Pub Date: Sept. 1st, 1992
ISBN: 0-394-58624-7
Publisher: Random House

A debut collection of ten stories, mostly about women who are lonely or bereft (though the best is about a man who hits his wife): first-person narratives that too often pull their punches and too much resemble, in mood or tone, other pieces by more accomplished writers (Bobbie Ann Mason, Alice Munro, et al.). ``Tension,'' told from the point of view of a husband who one day loses control and pops his wife, is good on male midlife violence crisis-mentality.

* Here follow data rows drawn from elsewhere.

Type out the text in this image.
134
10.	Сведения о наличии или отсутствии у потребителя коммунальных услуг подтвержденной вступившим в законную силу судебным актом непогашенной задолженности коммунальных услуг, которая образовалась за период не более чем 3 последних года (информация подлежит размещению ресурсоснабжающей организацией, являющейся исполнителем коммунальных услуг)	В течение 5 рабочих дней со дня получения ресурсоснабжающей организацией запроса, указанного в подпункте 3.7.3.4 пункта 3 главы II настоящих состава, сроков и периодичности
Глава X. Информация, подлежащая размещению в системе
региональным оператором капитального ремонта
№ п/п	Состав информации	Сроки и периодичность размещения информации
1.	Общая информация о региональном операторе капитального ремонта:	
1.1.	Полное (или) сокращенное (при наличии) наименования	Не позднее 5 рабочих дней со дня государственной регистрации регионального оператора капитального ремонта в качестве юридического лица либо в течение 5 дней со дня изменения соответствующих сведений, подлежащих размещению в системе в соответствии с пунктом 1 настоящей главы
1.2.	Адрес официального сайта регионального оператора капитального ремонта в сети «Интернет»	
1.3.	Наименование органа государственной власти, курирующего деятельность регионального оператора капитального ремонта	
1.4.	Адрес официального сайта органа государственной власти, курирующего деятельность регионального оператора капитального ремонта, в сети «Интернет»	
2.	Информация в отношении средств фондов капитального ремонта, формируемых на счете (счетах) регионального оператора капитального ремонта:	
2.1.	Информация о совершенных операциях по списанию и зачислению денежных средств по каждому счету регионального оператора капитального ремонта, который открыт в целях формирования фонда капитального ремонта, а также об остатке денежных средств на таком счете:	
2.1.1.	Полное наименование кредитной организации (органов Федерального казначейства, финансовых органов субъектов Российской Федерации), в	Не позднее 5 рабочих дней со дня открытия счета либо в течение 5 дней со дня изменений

The conclusion is a bit forced but it works: The wife agrees to remain with the husband in return for having her ``eyes and chin done, my breasts lifted, and a tummy tuck.'' Later, pulling the surgical wrappings from her face, the husband is reconciled to his wife when he sees the ``mangled remnants of the face I've known best.'' Of the rest: ``The Number of My Heart'' is a long, rambling, if occasionally affecting, tale about a female Park Service Ranger and her affair with a co-worker whose wife is dying. ``The Skirt,'' about an ``assistant grants assessor in the Department of Education,'' is effectively haunted by the narrator's mother's death, and, likewise, in ``Frozen Niagara,'' the narrator is haunted by her brother's suicide. In ``River Road,'' yet another depressed young woman, who's tried ``Class 2 painkillers—Dilaudid, Percodan, Demerol'' and New York, returns home to be seduced by her doctor-father's friend, a man who sells drugs to physicians. Like others here, this one lyrically evokes a place and a mood at times, only to pull up short and let the big one get away. Immergut, even at her most successful, illuminates landscapes that have been seen already: her situations and characters tend to be more heartfelt than moving.